Basta leggere le prime pagine dei giornali di oggi per rendersi conto della battaglia in atto: “Primo effetto-Trump, le borse a picco”. E ancora: “Bruciati 2.500 miliardi”.
Per non parlare delle reazioni partigiane, non solo dei mercati, ma anche e soprattutto della politica nostrana e non. Partiti, leader e capi di governo divisi esattamente a metà, tra chi vellica reazioni belliciste (laddove la geopolitica e la geo-economia coincidono), ossia, la sollecitazione e l’esaltazione delle “contro-tariffe Ue” e chi, come il nostro governo di centro-destra, il quale auspica la presa d’atto delle scelte di Trump, ma che non vuole la guerra commerciale con gli Usa, pensando a una complessa mediazione.
Compromesso che l’opposizione bolla come un cedimento e un asservimento feudale alle decisioni del tycoon.

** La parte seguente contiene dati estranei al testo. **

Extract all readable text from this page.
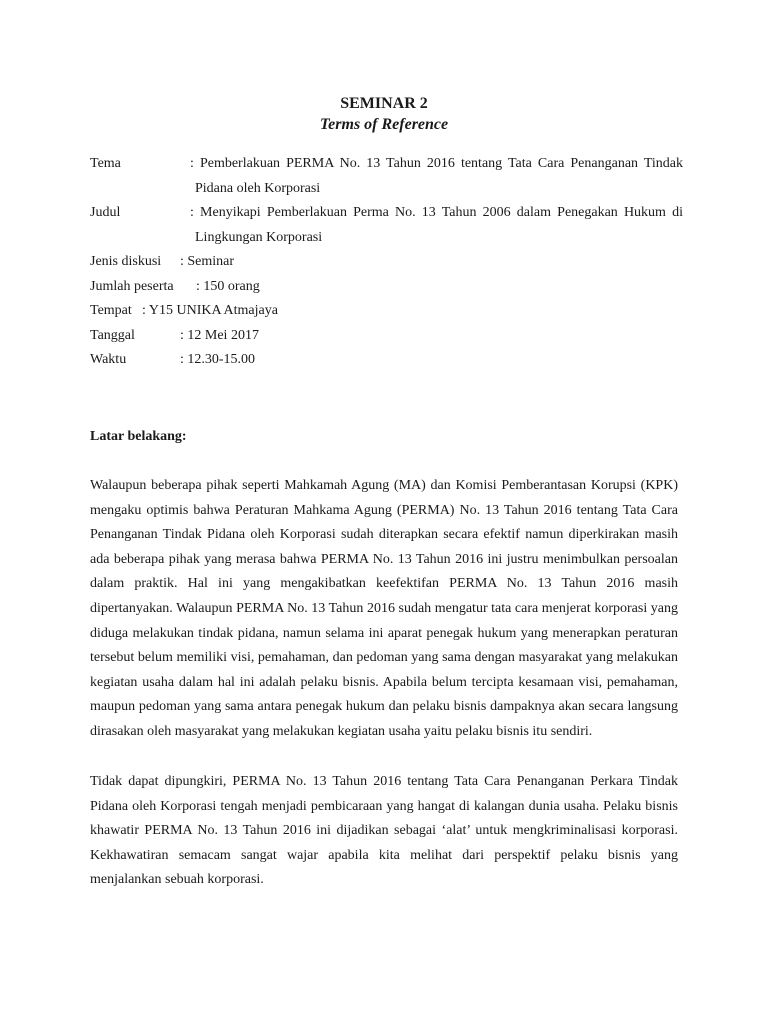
SEMINAR 2
Terms of Reference
Tema	: Pemberlakuan PERMA No. 13 Tahun 2016 tentang Tata Cara Penanganan Tindak Pidana oleh Korporasi
Judul	: Menyikapi Pemberlakuan Perma No. 13 Tahun 2006 dalam Penegakan Hukum di Lingkungan Korporasi
Jenis diskusi : Seminar
Jumlah peserta : 150 orang
Tempat : Y15 UNIKA Atmajaya
Tanggal	: 12 Mei 2017
Waktu	: 12.30-15.00
Latar belakang:

Walaupun beberapa pihak seperti Mahkamah Agung (MA) dan Komisi Pemberantasan Korupsi (KPK) mengaku optimis bahwa Peraturan Mahkama Agung (PERMA) No. 13 Tahun 2016 tentang Tata Cara Penanganan Tindak Pidana oleh Korporasi sudah diterapkan secara efektif namun diperkirakan masih ada beberapa pihak yang merasa bahwa PERMA No. 13 Tahun 2016 ini justru menimbulkan persoalan dalam praktik. Hal ini yang mengakibatkan keefektifan PERMA No. 13 Tahun 2016 masih dipertanyakan. Walaupun PERMA No. 13 Tahun 2016 sudah mengatur tata cara menjerat korporasi yang diduga melakukan tindak pidana, namun selama ini aparat penegak hukum yang menerapkan peraturan tersebut belum memiliki visi, pemahaman, dan pedoman yang sama dengan masyarakat yang melakukan kegiatan usaha dalam hal ini adalah pelaku bisnis. Apabila belum tercipta kesamaan visi, pemahaman, maupun pedoman yang sama antara penegak hukum dan pelaku bisnis dampaknya akan secara langsung dirasakan oleh masyarakat yang melakukan kegiatan usaha yaitu pelaku bisnis itu sendiri.

Tidak dapat dipungkiri, PERMA No. 13 Tahun 2016 tentang Tata Cara Penanganan Perkara Tindak Pidana oleh Korporasi tengah menjadi pembicaraan yang hangat di kalangan dunia usaha. Pelaku bisnis khawatir PERMA No. 13 Tahun 2016 ini dijadikan sebagai ‘alat’ untuk mengkriminalisasi korporasi. Kekhawatiran semacam sangat wajar apabila kita melihat dari perspektif pelaku bisnis yang menjalankan sebuah korporasi.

Ma se guardiamo alla sostanza, ci sono parecchie cose da dire. Primo, non bisogna cadere nella narrazione terroristica e terrorizzante della sinistra (mediatica, politica, intellettuale), che da un lato, mira a demonizzare Trump, e dall’altro, a creare le condizioni di una guerra contro le “destre globali”, con lo scopo di arrivare a una Europa armata, sia dal punto di vista militare (l’Ucraina), sia dal punto di vista economico (i contro-dazi).
La verità, come abbiamo scritto più volte, è che Bruxelles non conta più nulla, non ha mai contano nulla, e che di fronte all’oggettivo scavalcamento “Usa-Russia”, circa la guerra in Ucraina, sta tentando di tutto pur di rimanere a galla.

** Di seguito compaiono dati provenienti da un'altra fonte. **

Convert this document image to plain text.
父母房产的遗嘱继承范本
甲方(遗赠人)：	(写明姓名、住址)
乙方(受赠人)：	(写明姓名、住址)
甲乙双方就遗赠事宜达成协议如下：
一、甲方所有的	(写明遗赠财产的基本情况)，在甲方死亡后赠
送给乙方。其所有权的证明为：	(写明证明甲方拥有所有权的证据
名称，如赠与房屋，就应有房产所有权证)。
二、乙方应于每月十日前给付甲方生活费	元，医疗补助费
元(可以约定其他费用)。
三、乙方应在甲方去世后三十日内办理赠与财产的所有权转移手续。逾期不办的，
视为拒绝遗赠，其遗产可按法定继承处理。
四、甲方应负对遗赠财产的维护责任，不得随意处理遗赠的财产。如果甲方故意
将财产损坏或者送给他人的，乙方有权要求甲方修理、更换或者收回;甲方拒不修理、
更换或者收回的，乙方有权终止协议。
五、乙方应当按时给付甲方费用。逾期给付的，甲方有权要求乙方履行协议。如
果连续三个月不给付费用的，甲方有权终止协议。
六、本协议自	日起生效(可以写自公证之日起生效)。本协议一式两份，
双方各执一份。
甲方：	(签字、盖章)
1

Secondo, rispetto alle decisioni di Trump, il mercato che adesso accusa il colpo troverà un nuovo equilibrio, costruendo di fatto, insieme alla politica, un nuovo ordine mondiale. I prodotti di nicchia continueranno ad essere acquistati e quelli popolari subiranno sicuramente una nuova modulazione.
Terzo, i dazi, le sanzioni sono sempre stati un’arma che ogni soggetto internazionale ha usato in modo politico, ideologico e strategico. E da tale punto di vista, la stessa Ue che ora abbaia con la mordacchia a Trump, li ha usati per prima. Quindi, Bruxelles non è una verginella.

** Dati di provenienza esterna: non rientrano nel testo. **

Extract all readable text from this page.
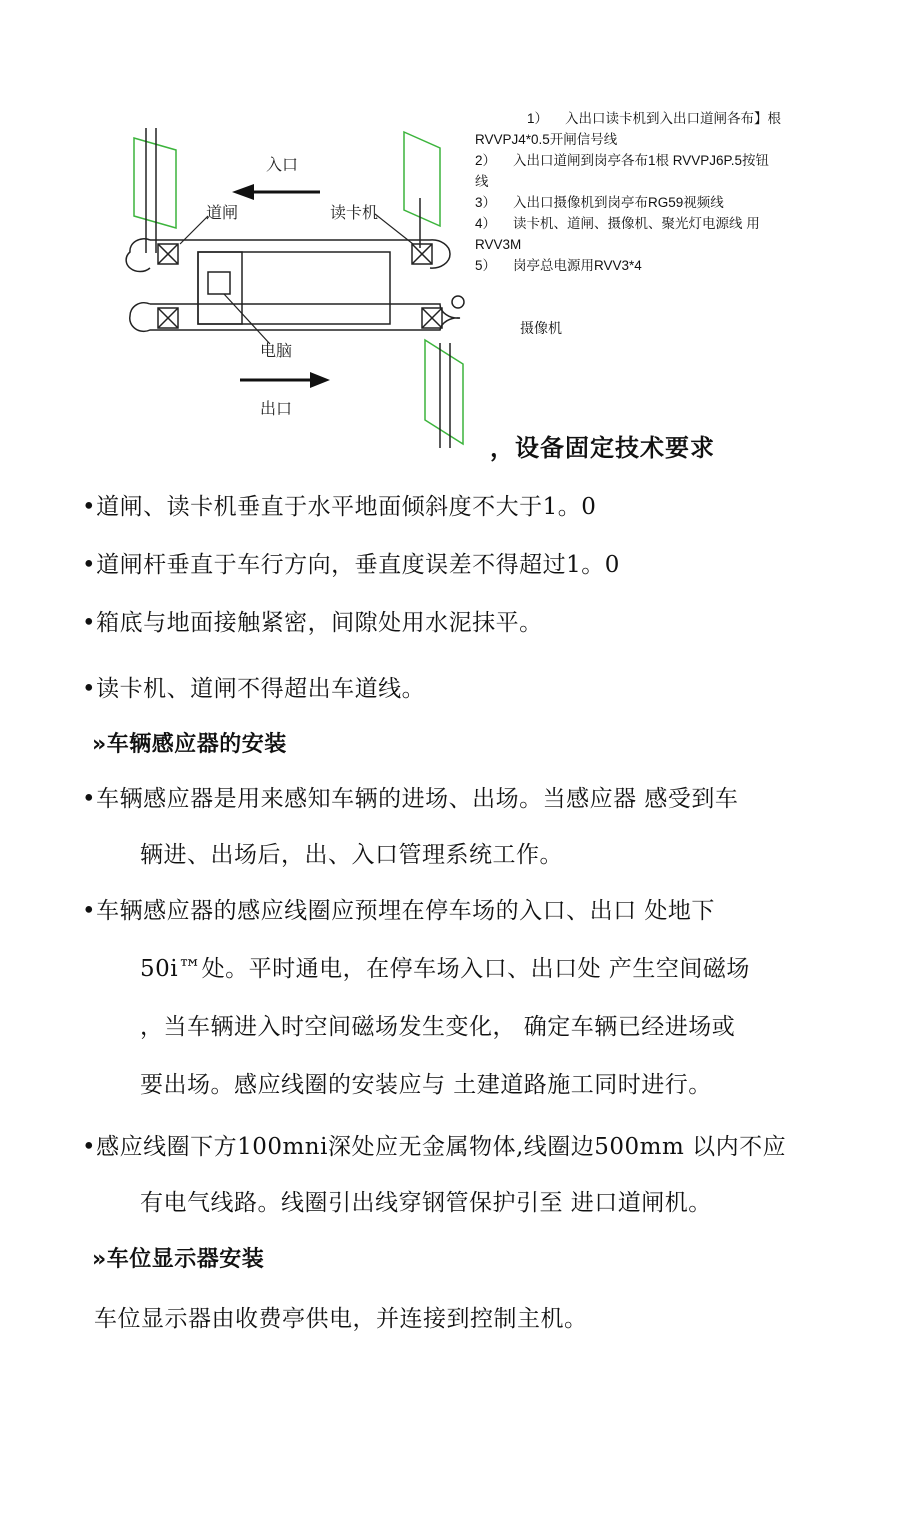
入口
道闸	读卡机
电脑
出口
1） 入出口读卡机到入出口道闸各布】根
RVVPJ4*0.5开闸信号线
2） 入出口道闸到岗亭各布1根 RVVPJ6P.5按钮
线
3） 入出口摄像机到岗亭布RG59视频线
4） 读卡机、道闸、摄像机、聚光灯电源线 用
RVV3M
5） 岗亭总电源用RVV3*4
摄像机
，设备固定技术要求
•道闸、读卡机垂直于水平地面倾斜度不大于1。0
•道闸杆垂直于车行方向，垂直度误差不得超过1。0
•箱底与地面接触紧密，间隙处用水泥抹平。
•读卡机、道闸不得超出车道线。
»车辆感应器的安装
•车辆感应器是用来感知车辆的进场、出场。当感应器 感受到车
辆进、出场后，出、入口管理系统工作。
•车辆感应器的感应线圈应预埋在停车场的入口、出口 处地下
50i™处。平时通电，在停车场入口、出口处 产生空间磁场
，当车辆进入时空间磁场发生变化， 确定车辆已经进场或
要出场。感应线圈的安装应与 土建道路施工同时进行。
•感应线圈下方100mni深处应无金属物体,线圈边500mm 以内不应
有电气线路。线圈引出线穿钢管保护引至 进口道闸机。
»车位显示器安装
车位显示器由收费亭供电，并连接到控制主机。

Li ha usati contro Putin, li ha usati in modo vessatorio contro i suoi stessi membri europei e in modo nazista contro i paesi in via di sviluppo, che formalmente ha fatto finta di aiutare con la mistica della Cooperazione internazionale, indebitandoli però, fino al midollo, con interessi-capestro da restituire “ad aeternum”.
Esattamente come il cosiddetto “piano Marshall”, che ci ha consentito il boom economico, ma i cui interessi passivi abbiamo pagato fino a 10 anni fa.
Ecco qualche esempio. Dazi verso i paesi membri-Ue: “Il 75% dei dazi doganali riscossi è destinato al bilancio dell’UE, quota che corrisponde al 13,7% del bilancio totale per il 2024”. Una sorta di imbuto. E dazi (dal 5% al 20%) verso i paesi in via di sviluppo (focus-Africa), secondo le regole dell’Ape (accordi di partenariato-economico).
L’inganno della narrazione buonista finto-umanitaria: “L’APE-UE-Africa occidentale, rende più facile per le persone e le imprese investire e commerciare e stimolare lo sviluppo in tutta l’Africa occidentale”.
Spiegazione: “L’UE ha avviato un accordo di partenariato economico con 16 Stati dell’Africa occidentale; la Comunità economica degli Stati dell’Africa occidentale (ECOWAS)e l’Unione economica e monetaria dell’Africa occidentale (UEMOA). La Nigeria, ad esempio, è l’unico paese della regione che deve ancora firmare l’APE, motivo per cui l’accordo non è ancora applicato”.
La triste realtà: “I paesi africani coinvolti elimineranno solo parzialmente i dazi all’importazione per un periodo di transizione di 20 anni. I beni del gruppo A (beni sociali essenziali, beni di prima necessità, beni di prima necessità, beni strumentali e fattori produttivi specifici), attualmente soggetti a dazi dello 0 o del 5%, saranno liberalizzati 5 anni dopo l’applicazione dell’APE; e i beni del gruppo C (alcuni beni di consumo finale), attualmente soggetti a dazi del 5, 10 o 20%, saranno liberalizzati entro 10-20 anni dall’applicazione dell’APE”.
Conclusione: messaggio a Bruxelles: chi di dazi colpisce, di dazi perisce.